In Portugal, he is a reference for understanding the game, studied among the coaching schools in Madeira, Lisbon and Porto. Mourinho’s methods have been likened to Morin. Leonardo Jardim, Monaco’s title-winning coach in 2017, even met with the philosopher.
Jardim says that “Morin helped me to build my methodology”, while his assistant Nelson Caldeira goes further. “The common background among Portuguese coaches, this whole idea of complexity,” he tells Sky Sports, “It has its roots in the ideas of Edgar Morin.”
Acacio Santos, another Portuguese coach, part of Nigeria’s staff at the last Africa Cup of Nations, came to Morin through a different route. “It was in Barcelona, where I did my degree,” he tells Sky Sports. “I learned about Morin in the classes of Paco Seirul·lo.”
Seirul·lo is ostensibly a fitness coach at La Masia but that barely scratches the surface of his impact on Barcelona. He is regarded as the keeper of the flame, the father of the club’s methodology. And Seirul·lo himself says: “Edgar Morin is the father of all this.”
He is referring to this idea of complexity. But what is it and why does it resonate so powerfully with some of the smartest minds in football? For them, it helps make sense of a sport that, compared to many others, has an unusual number of moving parts.
Golfers can play the course. Darts players the board. Even doubles tennis has only two opponents to deal with. Team sports lend themselves to greater complexity because the movements of your own team-mates and the opposition are in constant flux.
The possibilities are endless, no two scenarios the same. If that throw-in went the other way in the first minute then the next 90 could have played out completely differently. For coaches, the urge is to simplify all this, to bring an element of control to the chaos.
“A lot of coaches try to simplify things,” says Santos. “In Portugal, coaches like Carlos Queiroz and Jesualdo Ferreira in the ’80s did an interesting thing – they simplified the complex structure of football. Four principles of attack. Four principles of defence.”

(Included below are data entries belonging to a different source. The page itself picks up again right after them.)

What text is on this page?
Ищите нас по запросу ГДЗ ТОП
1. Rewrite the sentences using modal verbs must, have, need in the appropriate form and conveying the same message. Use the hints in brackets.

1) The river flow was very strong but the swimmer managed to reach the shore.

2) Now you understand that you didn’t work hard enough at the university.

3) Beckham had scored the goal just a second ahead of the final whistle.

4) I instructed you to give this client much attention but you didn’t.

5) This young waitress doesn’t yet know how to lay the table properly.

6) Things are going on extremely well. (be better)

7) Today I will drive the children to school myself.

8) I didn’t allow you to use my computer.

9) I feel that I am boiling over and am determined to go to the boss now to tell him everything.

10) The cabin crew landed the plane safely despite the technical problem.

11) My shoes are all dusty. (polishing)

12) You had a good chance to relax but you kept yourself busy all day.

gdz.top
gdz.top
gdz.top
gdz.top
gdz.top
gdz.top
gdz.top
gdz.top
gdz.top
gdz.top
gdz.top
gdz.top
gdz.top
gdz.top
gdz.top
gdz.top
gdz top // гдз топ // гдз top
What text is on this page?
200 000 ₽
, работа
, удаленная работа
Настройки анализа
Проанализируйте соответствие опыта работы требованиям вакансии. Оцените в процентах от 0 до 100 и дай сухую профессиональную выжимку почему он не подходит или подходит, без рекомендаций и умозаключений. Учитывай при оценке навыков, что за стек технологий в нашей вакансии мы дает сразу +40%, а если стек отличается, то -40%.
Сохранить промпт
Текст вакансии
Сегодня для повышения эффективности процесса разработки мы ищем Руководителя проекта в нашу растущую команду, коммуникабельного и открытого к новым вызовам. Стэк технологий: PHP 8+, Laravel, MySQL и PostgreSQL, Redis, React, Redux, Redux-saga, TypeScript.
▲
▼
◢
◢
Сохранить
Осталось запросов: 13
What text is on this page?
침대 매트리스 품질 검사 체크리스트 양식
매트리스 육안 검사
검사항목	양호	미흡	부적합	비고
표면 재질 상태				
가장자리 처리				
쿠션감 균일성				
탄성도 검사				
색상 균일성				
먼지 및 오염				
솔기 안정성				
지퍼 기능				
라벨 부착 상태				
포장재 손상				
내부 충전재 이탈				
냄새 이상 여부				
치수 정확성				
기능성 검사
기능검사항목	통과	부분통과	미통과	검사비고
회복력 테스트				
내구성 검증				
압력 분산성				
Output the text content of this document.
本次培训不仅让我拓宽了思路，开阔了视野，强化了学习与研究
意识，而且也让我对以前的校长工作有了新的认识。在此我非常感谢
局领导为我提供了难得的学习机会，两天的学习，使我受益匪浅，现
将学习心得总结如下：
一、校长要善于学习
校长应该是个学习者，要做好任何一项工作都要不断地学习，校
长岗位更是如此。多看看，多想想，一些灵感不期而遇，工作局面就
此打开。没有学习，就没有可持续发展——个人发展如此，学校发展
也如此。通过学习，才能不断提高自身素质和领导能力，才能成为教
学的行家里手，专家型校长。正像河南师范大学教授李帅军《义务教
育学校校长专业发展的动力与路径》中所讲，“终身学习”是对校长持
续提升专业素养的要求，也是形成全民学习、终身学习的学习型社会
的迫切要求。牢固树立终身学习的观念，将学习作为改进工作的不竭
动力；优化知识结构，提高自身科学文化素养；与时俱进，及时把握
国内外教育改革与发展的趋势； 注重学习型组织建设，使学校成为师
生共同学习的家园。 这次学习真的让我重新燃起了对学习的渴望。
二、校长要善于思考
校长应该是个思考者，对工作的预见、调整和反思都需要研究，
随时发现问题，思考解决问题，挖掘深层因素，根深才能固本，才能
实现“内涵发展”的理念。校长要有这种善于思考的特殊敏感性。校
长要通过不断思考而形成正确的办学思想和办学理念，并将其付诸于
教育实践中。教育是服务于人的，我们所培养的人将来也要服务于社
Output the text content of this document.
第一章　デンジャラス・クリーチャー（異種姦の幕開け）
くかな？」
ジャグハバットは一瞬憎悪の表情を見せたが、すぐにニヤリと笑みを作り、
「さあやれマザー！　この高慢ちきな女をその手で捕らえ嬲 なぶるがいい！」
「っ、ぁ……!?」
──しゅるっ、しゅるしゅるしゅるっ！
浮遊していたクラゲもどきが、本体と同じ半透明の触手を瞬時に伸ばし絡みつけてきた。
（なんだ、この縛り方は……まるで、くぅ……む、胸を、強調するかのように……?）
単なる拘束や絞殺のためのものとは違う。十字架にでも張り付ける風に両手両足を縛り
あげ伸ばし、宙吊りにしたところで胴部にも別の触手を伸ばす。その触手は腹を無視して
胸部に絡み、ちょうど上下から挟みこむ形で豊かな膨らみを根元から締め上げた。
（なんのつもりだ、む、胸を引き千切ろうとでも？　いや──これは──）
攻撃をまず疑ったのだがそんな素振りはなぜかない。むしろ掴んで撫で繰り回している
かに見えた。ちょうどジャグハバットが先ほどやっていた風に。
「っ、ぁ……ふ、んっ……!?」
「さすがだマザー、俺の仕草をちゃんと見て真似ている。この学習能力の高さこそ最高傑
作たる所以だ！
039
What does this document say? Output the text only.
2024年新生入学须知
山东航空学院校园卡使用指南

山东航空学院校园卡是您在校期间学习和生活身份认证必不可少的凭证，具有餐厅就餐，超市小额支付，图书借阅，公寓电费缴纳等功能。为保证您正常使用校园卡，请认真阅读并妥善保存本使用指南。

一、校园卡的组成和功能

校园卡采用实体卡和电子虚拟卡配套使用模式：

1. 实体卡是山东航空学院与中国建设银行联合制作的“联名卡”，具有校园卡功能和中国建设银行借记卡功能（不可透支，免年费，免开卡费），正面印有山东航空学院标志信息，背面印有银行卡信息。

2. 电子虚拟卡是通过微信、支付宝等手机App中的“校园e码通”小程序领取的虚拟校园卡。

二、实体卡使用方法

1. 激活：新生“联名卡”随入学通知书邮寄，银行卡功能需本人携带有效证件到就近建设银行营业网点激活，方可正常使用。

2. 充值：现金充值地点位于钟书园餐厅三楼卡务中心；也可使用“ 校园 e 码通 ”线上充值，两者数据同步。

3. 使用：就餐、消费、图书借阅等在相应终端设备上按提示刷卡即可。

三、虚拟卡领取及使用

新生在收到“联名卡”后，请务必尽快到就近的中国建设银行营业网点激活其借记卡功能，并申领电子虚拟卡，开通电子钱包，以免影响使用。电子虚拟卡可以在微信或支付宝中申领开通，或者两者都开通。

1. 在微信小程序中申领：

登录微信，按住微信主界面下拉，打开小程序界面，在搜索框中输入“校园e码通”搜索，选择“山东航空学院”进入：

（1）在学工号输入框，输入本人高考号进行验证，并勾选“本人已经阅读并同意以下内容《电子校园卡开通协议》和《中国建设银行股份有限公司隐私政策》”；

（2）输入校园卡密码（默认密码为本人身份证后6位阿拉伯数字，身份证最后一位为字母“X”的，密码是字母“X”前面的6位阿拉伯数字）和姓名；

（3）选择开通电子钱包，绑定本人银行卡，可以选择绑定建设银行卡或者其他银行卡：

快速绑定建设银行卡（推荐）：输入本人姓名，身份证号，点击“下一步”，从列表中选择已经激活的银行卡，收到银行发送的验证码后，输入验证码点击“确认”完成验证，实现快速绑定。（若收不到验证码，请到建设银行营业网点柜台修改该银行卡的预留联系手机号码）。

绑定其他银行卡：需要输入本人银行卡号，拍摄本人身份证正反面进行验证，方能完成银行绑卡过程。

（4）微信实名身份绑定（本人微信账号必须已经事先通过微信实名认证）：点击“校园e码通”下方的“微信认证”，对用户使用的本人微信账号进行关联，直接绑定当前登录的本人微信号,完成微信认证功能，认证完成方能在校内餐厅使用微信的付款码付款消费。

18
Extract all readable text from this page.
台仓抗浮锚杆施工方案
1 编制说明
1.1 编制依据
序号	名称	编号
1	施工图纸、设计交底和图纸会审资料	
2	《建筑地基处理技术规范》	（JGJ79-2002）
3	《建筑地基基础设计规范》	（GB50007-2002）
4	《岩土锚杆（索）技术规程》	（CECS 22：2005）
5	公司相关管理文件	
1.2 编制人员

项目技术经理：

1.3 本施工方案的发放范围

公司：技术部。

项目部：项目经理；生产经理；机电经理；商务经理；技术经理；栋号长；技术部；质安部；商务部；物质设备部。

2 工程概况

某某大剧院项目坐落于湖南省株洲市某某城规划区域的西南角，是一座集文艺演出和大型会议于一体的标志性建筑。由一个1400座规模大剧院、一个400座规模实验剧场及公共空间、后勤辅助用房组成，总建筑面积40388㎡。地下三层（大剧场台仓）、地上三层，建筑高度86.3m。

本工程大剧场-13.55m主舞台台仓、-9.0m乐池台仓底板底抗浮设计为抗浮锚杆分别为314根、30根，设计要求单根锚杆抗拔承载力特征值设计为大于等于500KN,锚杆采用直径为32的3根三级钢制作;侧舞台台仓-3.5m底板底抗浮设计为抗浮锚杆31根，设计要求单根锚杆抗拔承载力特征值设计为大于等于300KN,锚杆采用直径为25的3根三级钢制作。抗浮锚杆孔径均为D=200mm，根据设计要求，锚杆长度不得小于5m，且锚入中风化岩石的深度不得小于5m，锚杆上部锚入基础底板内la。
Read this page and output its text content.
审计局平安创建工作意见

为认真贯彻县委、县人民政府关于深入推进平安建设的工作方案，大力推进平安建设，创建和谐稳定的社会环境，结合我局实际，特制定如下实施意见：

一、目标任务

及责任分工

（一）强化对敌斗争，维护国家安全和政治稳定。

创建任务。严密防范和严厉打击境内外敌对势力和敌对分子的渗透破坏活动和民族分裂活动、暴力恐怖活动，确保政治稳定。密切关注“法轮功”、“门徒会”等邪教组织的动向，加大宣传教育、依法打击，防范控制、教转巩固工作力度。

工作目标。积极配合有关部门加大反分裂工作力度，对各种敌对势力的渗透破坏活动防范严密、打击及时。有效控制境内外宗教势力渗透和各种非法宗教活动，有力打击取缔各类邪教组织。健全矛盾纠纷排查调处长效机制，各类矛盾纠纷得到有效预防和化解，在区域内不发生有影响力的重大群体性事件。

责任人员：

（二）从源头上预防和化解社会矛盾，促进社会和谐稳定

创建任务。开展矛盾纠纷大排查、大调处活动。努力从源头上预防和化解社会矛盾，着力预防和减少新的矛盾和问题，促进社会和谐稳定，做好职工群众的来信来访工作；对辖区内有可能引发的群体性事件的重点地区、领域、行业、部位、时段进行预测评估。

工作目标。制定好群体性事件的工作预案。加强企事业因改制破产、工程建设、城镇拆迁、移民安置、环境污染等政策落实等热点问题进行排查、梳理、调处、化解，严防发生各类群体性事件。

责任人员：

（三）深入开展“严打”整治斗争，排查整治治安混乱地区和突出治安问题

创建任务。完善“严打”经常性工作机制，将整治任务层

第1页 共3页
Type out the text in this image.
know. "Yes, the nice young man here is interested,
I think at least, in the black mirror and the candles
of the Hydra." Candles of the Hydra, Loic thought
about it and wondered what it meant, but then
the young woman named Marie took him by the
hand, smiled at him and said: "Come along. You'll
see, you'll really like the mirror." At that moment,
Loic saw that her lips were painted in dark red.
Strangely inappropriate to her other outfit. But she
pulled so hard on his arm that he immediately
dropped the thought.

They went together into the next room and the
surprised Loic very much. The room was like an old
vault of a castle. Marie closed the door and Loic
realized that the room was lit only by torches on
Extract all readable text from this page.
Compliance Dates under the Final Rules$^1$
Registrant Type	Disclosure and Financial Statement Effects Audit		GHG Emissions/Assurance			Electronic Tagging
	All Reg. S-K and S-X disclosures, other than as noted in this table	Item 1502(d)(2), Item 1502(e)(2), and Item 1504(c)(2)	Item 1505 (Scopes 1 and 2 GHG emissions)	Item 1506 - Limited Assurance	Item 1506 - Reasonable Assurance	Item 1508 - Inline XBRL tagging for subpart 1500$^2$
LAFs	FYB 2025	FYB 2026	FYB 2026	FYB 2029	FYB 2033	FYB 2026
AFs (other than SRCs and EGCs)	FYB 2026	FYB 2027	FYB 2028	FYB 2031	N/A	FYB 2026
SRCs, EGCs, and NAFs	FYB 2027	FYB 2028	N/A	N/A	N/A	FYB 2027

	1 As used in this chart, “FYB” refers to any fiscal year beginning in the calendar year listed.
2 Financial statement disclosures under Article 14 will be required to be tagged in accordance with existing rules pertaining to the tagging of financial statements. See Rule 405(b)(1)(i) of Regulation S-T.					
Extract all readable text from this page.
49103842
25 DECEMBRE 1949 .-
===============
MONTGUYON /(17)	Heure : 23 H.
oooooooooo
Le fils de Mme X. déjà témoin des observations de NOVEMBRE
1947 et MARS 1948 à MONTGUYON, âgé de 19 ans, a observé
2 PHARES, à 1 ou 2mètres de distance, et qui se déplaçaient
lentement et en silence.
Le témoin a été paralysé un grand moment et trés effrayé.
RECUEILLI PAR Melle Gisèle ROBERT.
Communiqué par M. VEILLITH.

Those coaches devised rules for where players should stand and what they should be doing in those positions, even how their bodies should be positioned. “I took on all that information. It was amazing. But you learn to simplify things too much,” says Santos.
“Football is complex. Edgar Morin helped me to understand and accept this. I did not want the recipe. I did not want the pill. I wanted to understand the why behind it. That is why I went to Barcelona. And I found the answers from listening to Paco Seirul·lo.”
Santos remembers visits to La Masia and classes with Seirul·lo that opened his eyes. He would usually sit in the middle rows. For Seirul·lo, after the first class, he moved to the front. “I thought I was going to learn about muscles. But he spoke about society.”
There were guest lecturers too. He recalls a conversation with Juanma Lillo, Guardiola’s long-time assistant and mentor. “He came to one of Paco’s classes to explain his way of seeing society and the game.” Afterwards, they had an illuminating conversation.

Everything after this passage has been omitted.